A handler that keeps producing errors will be "blacklisted" internally by the alertengine process. This means that alertengine will stop using it for the rest of the process runtime.
In this case, the email handler has likely been timing out while trying to talk to your SMTP server, eventually causing it to be blacklisted by alertengine - which stops any further attempt at sending e-mail for the lifetime of that process.
A simple restart of the process will kick things back into gear.
-- Sincerely, Morten Brekkevold
Sikt – Norwegian Agency for Shared Services in Education and Research
On Tue, 2 Aug 2022 07:25:04 +0000 Andrea Verni Andrea.Verni@u-blox.com wrote:
this fix seems to have been working with version 5.3 - since we upgraded to 5.4 we stopped receiving emails and not sure if destination email address is blacklisted or anything else going wrong. Even with restarting the alertengine process or the entire NAV VM we do not get any message in the /var/log/nav/alertengine anymore.
That sounds pretty strange. Are you able to verify that the alertengine process is actually running on your system?
What if you stop the background process and run `alertengine.py --test`, is there any output to the terminal?
The last entries in the rotated alertengine says something like:
2022-06-23 09:01:50,572 [WARNING] [nav.alertengine.alertaddress.send] Not sending alert 15496 xxx.yyy@domain.com as handler Email is blacklisted: [Errno 110] Connection timed out
Well, before it stopped logging, it seems your problem was still that you had connection problems with your SMTP server, and if you don't detect this issue, you may end up with a large amount of unsent alerts from NAV.
Have you configured NAV with an external mail relay server? If you are having repeated issues with talking to this SMTP server, I would suggest that you consider installing an MTA on your NAV server, and configuring NAV to use localhost as its SMTP server. The local MTA should at least queue outgoing mail and retry when the external server isn't responding.
The postgres alertqmsg contains 19101 msg - not sure if this is supposed to be empty once email are sent or not:
It should be empty when there are no more notifications to send out (whether the notifcations are via e-mail, sms, jabber, slack etc. is irrelevant).
nav=# select count(*) from alertqmsg; count
19101 (1 row)
While the alertq table contains 9550 row
That is a pretty hefty amount of unprocessed alerts. However, this doesn't necessarily mean that there are 9550 e-mails waiting in a queue. Each of these 9550 alerts must still match some user's alert profile to result in an actual e-mail or other notification. (of course, if you are subscribed to *everything*, you're in for a ride).

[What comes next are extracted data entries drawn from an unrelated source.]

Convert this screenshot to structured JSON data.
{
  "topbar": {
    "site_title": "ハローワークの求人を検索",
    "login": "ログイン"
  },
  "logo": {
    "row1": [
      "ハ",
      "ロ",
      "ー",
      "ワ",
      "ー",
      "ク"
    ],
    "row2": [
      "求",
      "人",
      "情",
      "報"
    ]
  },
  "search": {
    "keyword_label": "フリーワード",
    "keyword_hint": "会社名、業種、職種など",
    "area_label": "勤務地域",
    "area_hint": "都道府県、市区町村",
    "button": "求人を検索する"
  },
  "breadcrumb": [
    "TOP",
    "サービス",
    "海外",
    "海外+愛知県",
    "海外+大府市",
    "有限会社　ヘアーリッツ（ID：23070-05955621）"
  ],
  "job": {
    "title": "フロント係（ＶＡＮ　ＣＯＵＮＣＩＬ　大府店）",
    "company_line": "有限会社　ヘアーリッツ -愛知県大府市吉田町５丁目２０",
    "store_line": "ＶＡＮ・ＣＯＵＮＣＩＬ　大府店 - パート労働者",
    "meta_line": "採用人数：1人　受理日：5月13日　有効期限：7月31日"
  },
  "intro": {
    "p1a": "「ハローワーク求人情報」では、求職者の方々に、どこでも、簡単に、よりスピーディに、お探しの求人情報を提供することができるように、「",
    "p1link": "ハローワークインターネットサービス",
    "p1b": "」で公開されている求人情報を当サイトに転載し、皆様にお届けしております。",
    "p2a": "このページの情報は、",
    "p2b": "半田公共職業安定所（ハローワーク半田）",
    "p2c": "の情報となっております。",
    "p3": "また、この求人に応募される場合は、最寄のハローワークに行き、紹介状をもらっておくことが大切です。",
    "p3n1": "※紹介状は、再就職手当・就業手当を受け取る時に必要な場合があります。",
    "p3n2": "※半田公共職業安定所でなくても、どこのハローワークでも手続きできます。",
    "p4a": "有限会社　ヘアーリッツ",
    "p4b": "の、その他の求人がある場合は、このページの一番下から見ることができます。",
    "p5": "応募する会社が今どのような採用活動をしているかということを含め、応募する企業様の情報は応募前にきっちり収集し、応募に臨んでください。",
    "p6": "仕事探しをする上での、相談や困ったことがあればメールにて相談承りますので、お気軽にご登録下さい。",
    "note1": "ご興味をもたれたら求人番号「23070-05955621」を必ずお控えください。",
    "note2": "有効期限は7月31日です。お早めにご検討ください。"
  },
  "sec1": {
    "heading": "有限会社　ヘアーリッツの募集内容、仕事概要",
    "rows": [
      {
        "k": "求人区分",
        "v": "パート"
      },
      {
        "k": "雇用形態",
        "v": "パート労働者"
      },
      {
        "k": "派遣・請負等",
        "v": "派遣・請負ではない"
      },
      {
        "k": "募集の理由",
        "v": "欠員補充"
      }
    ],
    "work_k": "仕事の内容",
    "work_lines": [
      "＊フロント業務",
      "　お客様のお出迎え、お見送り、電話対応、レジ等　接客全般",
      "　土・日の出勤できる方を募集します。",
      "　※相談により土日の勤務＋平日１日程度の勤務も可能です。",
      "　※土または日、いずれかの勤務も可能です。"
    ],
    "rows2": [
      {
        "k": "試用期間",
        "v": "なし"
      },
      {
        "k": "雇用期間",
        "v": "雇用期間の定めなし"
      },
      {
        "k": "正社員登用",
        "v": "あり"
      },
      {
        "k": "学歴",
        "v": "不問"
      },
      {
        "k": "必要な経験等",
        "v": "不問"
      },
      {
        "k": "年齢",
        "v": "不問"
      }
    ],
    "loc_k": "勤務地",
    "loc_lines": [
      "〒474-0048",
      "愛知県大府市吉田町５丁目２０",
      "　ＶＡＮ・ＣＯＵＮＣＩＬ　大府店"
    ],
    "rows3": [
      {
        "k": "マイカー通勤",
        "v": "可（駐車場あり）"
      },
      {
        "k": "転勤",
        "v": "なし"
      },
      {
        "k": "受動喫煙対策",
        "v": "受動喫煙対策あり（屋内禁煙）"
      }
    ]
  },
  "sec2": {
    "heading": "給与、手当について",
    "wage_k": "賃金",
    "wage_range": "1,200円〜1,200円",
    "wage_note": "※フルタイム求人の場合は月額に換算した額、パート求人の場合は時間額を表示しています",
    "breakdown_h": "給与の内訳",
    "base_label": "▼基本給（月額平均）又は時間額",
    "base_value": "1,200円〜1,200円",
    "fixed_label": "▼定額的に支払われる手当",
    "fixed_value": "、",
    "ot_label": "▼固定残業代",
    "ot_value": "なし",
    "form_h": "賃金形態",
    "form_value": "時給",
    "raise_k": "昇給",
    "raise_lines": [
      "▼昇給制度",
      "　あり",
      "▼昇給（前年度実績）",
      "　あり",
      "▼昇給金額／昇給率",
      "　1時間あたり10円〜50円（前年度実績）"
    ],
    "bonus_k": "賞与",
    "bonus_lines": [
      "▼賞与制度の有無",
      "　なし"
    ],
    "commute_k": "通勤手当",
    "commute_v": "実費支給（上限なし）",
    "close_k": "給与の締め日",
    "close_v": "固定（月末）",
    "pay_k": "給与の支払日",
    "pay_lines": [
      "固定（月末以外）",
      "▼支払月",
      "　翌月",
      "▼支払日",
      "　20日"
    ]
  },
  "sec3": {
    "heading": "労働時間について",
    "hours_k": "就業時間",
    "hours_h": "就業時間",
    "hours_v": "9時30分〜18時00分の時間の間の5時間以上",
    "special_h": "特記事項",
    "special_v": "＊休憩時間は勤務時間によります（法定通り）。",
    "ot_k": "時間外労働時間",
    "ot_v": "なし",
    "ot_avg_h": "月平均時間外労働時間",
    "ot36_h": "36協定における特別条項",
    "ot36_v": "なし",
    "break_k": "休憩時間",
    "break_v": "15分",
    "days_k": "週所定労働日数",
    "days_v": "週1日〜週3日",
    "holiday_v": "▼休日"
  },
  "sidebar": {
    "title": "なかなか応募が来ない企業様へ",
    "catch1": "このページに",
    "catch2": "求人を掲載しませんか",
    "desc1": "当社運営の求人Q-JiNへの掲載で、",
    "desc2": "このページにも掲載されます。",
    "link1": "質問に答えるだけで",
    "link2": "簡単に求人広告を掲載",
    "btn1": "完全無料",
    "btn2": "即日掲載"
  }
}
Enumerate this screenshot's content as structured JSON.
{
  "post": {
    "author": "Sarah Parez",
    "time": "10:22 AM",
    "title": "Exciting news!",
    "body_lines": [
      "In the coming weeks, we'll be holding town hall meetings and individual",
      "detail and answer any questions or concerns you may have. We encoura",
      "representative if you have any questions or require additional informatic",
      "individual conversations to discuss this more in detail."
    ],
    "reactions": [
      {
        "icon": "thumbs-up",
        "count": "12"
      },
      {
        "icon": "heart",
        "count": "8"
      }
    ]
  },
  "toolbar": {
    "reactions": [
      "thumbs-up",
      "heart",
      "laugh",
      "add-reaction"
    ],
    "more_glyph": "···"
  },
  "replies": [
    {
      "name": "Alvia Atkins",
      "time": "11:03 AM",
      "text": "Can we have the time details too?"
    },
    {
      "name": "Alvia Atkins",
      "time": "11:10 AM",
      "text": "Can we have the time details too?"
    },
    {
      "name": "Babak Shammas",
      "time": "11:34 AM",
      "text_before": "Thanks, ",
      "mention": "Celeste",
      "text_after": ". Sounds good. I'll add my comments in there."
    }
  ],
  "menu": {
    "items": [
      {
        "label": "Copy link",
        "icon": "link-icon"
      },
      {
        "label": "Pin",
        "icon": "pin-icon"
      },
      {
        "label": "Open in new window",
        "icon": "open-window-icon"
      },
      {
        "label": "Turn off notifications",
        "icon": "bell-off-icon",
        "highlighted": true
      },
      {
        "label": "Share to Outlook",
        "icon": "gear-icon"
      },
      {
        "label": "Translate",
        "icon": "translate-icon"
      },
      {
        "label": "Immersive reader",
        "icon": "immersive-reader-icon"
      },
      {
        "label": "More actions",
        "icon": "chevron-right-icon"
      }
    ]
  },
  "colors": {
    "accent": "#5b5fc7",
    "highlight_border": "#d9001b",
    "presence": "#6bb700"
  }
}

What would be the best way here ? Is there any way to clean up old messages which has not been sent and have the alertengine back working?
There is a way, but it's not necessarily user friendly.
You could simply issue the SQL statement `DELETE FROM alertq;`. This would normally completely empty the queue, no questions asked.
(I thought I remembered there was an easy command line switch for alertengine to truncate the queue, but it seems I mixed it up with the SMS daemon, which has such a thing specifically for the SMS message queue)
Thanks to anyone who could help me 😊
Sorry I couldn't help you sooner, I've been away on vacation for most of August.